Inner Mongolia Xingye Mining Co., Ltd. (000426.SZ): How It Makes Money
Inner Mongolia Xingye Mining generates revenue primarily through the mining, processing and sale of non-ferrous metals - notably silver and tin - and by expanding into downstream and international operations. Its market position (leading silver producer and China's second-largest tin producer) and strategic moves support diversified income streams and margin expansion.- Primary sale of refined metals: silver, tin concentrates/refined tin, and by-product metals (gold, lead, zinc).
- Smelting & processing fees from third parties and tolling arrangements.
- Downstream trading and value-added products (alloys, refined metal ingots).
- International M&A and asset acquisitions to capture higher-grade ore and global market share (e.g., proposed Atlantic Tin Limited deal).
- Royalties, recycling/recovery streams, and trading income from hedging and commodity contracts.
| Metric | Value (Late 2025 / FY) |
|---|---|
| Market capitalization | 58.29 billion CNY |
| Analyst EPS growth forecast (CAGR) | 24.5% p.a. |
| Analyst revenue growth forecast (CAGR) | 16.2% p.a. |
| Core commodity positions | Leading silver producer; 2nd-largest tin producer in China |
| Strategic M&A | Proposed acquisition: Atlantic Tin Limited (international expansion) |
- Commodity price exposure: silver and tin prices directly impact topline; hedging mitigates short-term volatility.

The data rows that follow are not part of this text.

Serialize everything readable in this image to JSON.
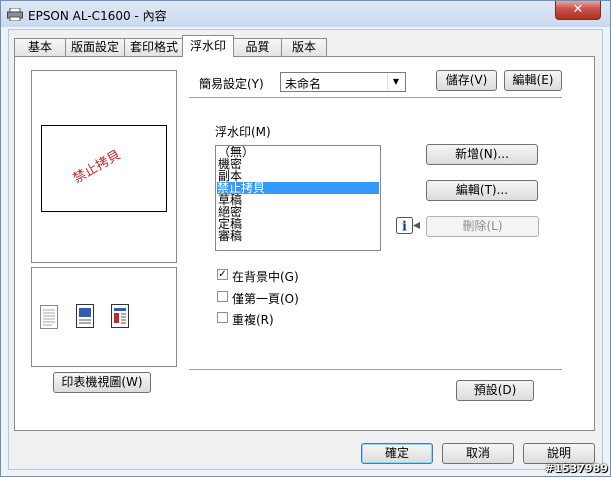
{
  "window": {
    "title": "EPSON AL-C1600 - 內容",
    "close_glyph": "✕"
  },
  "tabs": [
    {
      "label": "基本",
      "active": false
    },
    {
      "label": "版面設定",
      "active": false
    },
    {
      "label": "套印格式",
      "active": false
    },
    {
      "label": "浮水印",
      "active": true
    },
    {
      "label": "品質",
      "active": false
    },
    {
      "label": "版本",
      "active": false
    }
  ],
  "preview": {
    "watermark_text": "禁止拷貝",
    "watermark_color": "#c8262a",
    "printer_view_button": "印表機視圖(W)"
  },
  "easy_settings": {
    "label": "簡易設定(Y)",
    "value": "未命名",
    "save_button": "儲存(V)",
    "edit_button": "編輯(E)"
  },
  "watermark": {
    "label": "浮水印(M)",
    "items": [
      "（無）",
      "機密",
      "副本",
      "禁止拷貝",
      "草稿",
      "絕密",
      "定稿",
      "審稿"
    ],
    "selected_index": 3,
    "new_button": "新增(N)...",
    "edit_button": "編輯(T)...",
    "delete_button": "刪除(L)"
  },
  "options": {
    "background": {
      "label": "在背景中(G)",
      "checked": true
    },
    "first_page_only": {
      "label": "僅第一頁(O)",
      "checked": false
    },
    "repeat": {
      "label": "重複(R)",
      "checked": false
    }
  },
  "default_button": "預設(D)",
  "footer": {
    "ok": "確定",
    "cancel": "取消",
    "help": "說明"
  },
  "stamp": "#1537989",
  "colors": {
    "selection": "#3399ff",
    "accent": "#3c7fb1"
  }
}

- Scale & cost discipline: higher throughput and refining yields reduce unit costs and improve margins.
- Portfolio diversification: multiple metals and downstream product lines smooth revenue cycles.
- Sustainability & efficiency investments: lower energy/water intensity and improved tailings management reduce regulatory risk and operating costs.
- Production growth from existing mines plus incremental output tied to Atlantic Tin acquisition.
- Process upgrades and digital optimization to raise recovery rates and lower cash cost per tonne.
- Expanded refining/trading platforms to capture greater margin on refined products.
- Selective hedging and commodity sales strategy to stabilize earnings while retaining upside to metal price rallies.